Systemic testing is an automation-based approach. The goal is not to be efficient but to run as many testing scenarios as possible on as many endpoints as possible. Yes, that also means running automated XSS detection on static files (if automation workflows are not properly configured). While I don’t know exactly how the “farmers” have built their infrastructure, they automate basically everything, from recon to reporting. Such an approach has significant advantages, including almost zero human interaction, the generation of numerous submissions (high submission volume) that then earn more reputation points, and the maximization of potential income. However, there are consequences.
The biggest caveat of systemic testing is obviously the cost. Although I don’t have a definite number, it can’t be cheap—several thousand dollars per month, maybe more. It requires substantial computational assets, storage, and maintenance. The second biggest caveat is the noise ratio. Since there is very little human interaction in these workflows, false positives and low-impact bugs are likely to slip through the cracks and get submitted to programs. Such low-severity bugs, while still paid, reduce a researcher’s average impact statistics on the leaderboard.

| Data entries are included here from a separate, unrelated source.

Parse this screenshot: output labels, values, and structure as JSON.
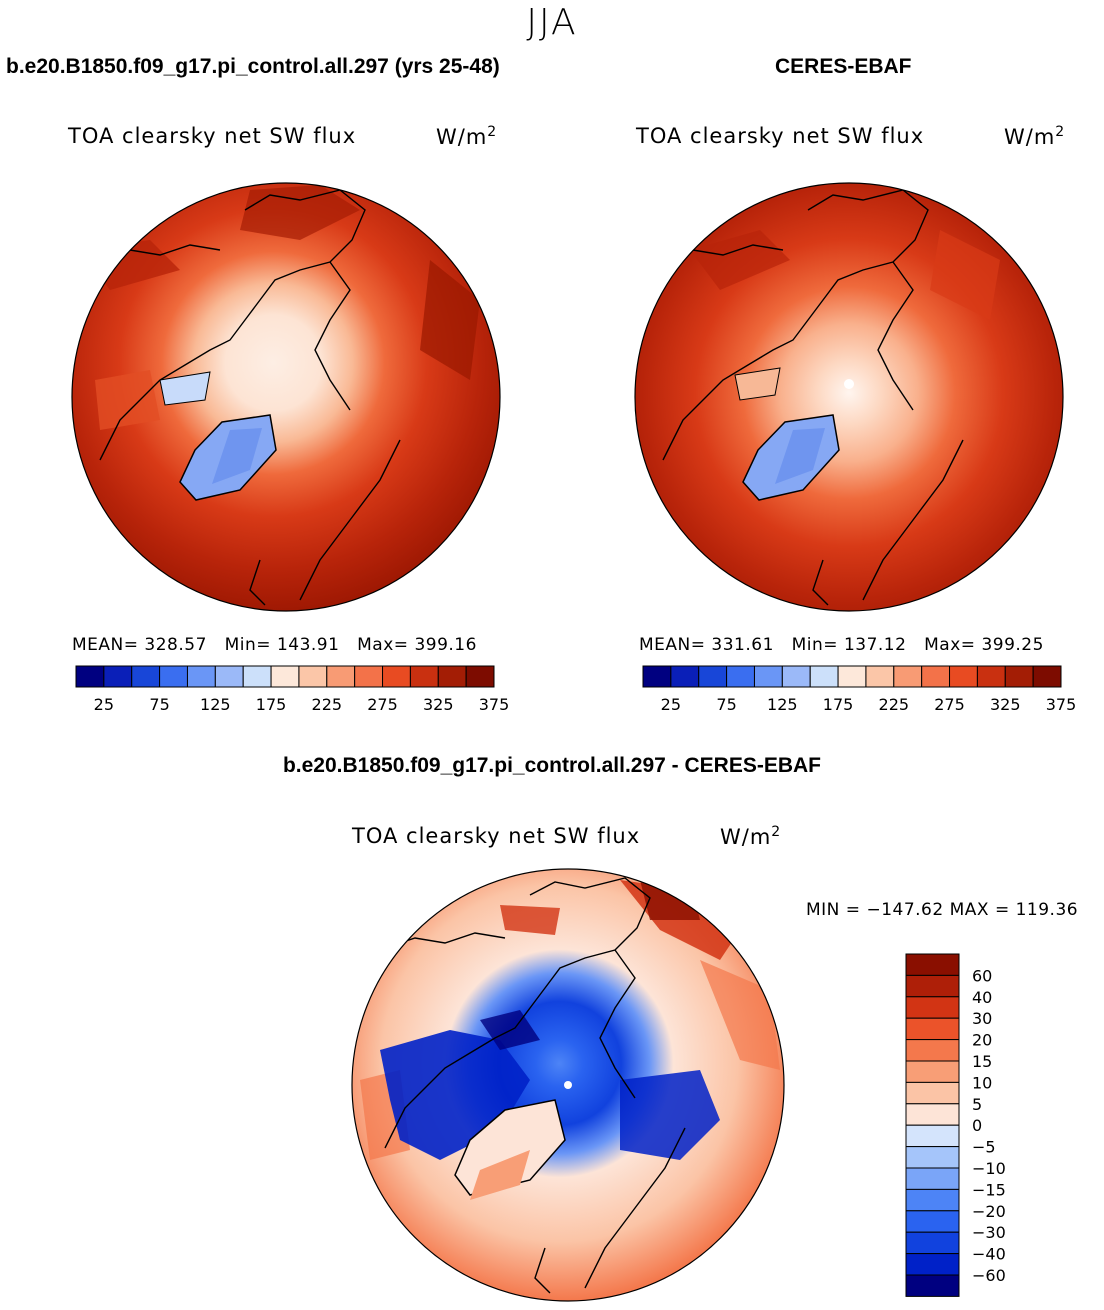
{
  "season": "JJA",
  "colors": {
    "div_scale": [
      "#000080",
      "#0021c8",
      "#1142de",
      "#2a63f0",
      "#4d84f6",
      "#7aa5f8",
      "#a5c5fa",
      "#d4e4fc",
      "#fde4d7",
      "#fbc4a6",
      "#f89e76",
      "#f4784c",
      "#eb532a",
      "#d23414",
      "#ae1f08",
      "#8a0f00"
    ],
    "flux_scale": [
      "#000080",
      "#0a1fb8",
      "#1846d8",
      "#3a6ef0",
      "#6a96f6",
      "#9bb9f8",
      "#cce0fa",
      "#fde8da",
      "#fbc6a8",
      "#f89b74",
      "#f37249",
      "#e84b22",
      "#c93010",
      "#a31d05",
      "#7d0c00"
    ]
  },
  "panels": {
    "model": {
      "title": "b.e20.B1850.f09_g17.pi_control.all.297 (yrs 25-48)",
      "variable": "TOA clearsky net SW flux",
      "units": "W/m",
      "units_exp": "2",
      "mean_label": "MEAN=",
      "mean": "328.57",
      "min_label": "Min=",
      "min": "143.91",
      "max_label": "Max=",
      "max": "399.16"
    },
    "obs": {
      "title": "CERES-EBAF",
      "variable": "TOA clearsky net SW flux",
      "units": "W/m",
      "units_exp": "2",
      "mean_label": "MEAN=",
      "mean": "331.61",
      "min_label": "Min=",
      "min": "137.12",
      "max_label": "Max=",
      "max": "399.25"
    },
    "diff": {
      "title": "b.e20.B1850.f09_g17.pi_control.all.297 - CERES-EBAF",
      "variable": "TOA clearsky net SW flux",
      "units": "W/m",
      "units_exp": "2",
      "min_label": "MIN =",
      "min": "−147.62",
      "max_label": "MAX =",
      "max": "119.36"
    }
  },
  "chart_data": [
    {
      "type": "heatmap",
      "projection": "north polar stereographic",
      "title": "b.e20.B1850.f09_g17.pi_control.all.297 (yrs 25-48)",
      "variable": "TOA clearsky net SW flux",
      "units": "W/m2",
      "stats": {
        "mean": 328.57,
        "min": 143.91,
        "max": 399.16
      },
      "colorbar_levels": [
        25,
        50,
        75,
        100,
        125,
        150,
        175,
        200,
        225,
        250,
        275,
        300,
        325,
        350,
        375
      ],
      "colorbar_tick_labels": [
        "25",
        "75",
        "125",
        "175",
        "225",
        "275",
        "325",
        "375"
      ]
    },
    {
      "type": "heatmap",
      "projection": "north polar stereographic",
      "title": "CERES-EBAF",
      "variable": "TOA clearsky net SW flux",
      "units": "W/m2",
      "stats": {
        "mean": 331.61,
        "min": 137.12,
        "max": 399.25
      },
      "colorbar_levels": [
        25,
        50,
        75,
        100,
        125,
        150,
        175,
        200,
        225,
        250,
        275,
        300,
        325,
        350,
        375
      ],
      "colorbar_tick_labels": [
        "25",
        "75",
        "125",
        "175",
        "225",
        "275",
        "325",
        "375"
      ]
    },
    {
      "type": "heatmap",
      "projection": "north polar stereographic",
      "title": "b.e20.B1850.f09_g17.pi_control.all.297 - CERES-EBAF",
      "variable": "TOA clearsky net SW flux",
      "units": "W/m2",
      "stats": {
        "min": -147.62,
        "max": 119.36
      },
      "colorbar_levels": [
        60,
        40,
        30,
        20,
        15,
        10,
        5,
        0,
        -5,
        -10,
        -15,
        -20,
        -30,
        -40,
        -60
      ],
      "colorbar_tick_labels": [
        "60",
        "40",
        "30",
        "20",
        "15",
        "10",
        "5",
        "0",
        "−5",
        "−10",
        "−15",
        "−20",
        "−30",
        "−40",
        "−60"
      ]
    }
  ]
}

From a program owner’s perspective, it would be very easy to recognize this style of hunting. If you receive multiple templated reports for the same vulnerability type in a very short period of time (e.g., multiple subdomain takeovers or similar exploitation payloads), there is a very high probability that these issues were found using automation.
This type of approach is much easier to explain. All-manual researchers simply run their recon tools manually, analyze the data, understand the business context of the application, and then start finding issues. This is a much slower approach, so the risk of finding duplicates is higher, but it goes much deeper into the application or target logic. However, the chance of finding high- to critical-impact vulnerabilities is significantly higher since very few tools (if any) can reliably extract these issues. Very often, manual testers uncover tricky injection points or business logic flaws that have gone under the radar for years. Of course, the time commitment associated with this approach is much higher, and you’re unlikely to make the top five of the monthly leaderboard.
Researchers who leverage manual hunting are also easy to identify. The issues they submit tend to be more complex, sometimes requiring many steps to reproduce. These vulnerabilities are also often chained with control bypasses (e.g., WAF bypasses) for more effective exploitation. However, this complexity may also result in an appearance of lower-quality reports, as the technical details are more difficult to explain.
I’m going to throw out an engineering answer to that question: it depends. If you want to generate numerous submissions, accumulate many points, and automate everything because you enjoy it, you may choose a systemic approach. However, keep in mind the much higher operating costs and the fact that your average impact will likely be medium to low. Conversely, if you prefer to take your time, focus on business context, and really try to maximize the impact of your submissions, a manual approach is essential. Such an approach is likely to generate more high- and critical-impact submissions.
It’s important for program owners to understand these various approaches as well. Bug bounty programs should be tied to internal objectives. Whether your program is designed to tackle external perimeter attack surface management, challenge the crowd to find issues that automated tools missed, or test very specific functionality requiring unique expertise, you need to understand how the crowd thinks and approaches targets to maximize outcomes. In other words, you’ll need a mix of systemic and manual researchers depending on your objectives.
I’m sure you’ll now see the monthly leaderboards a little differently.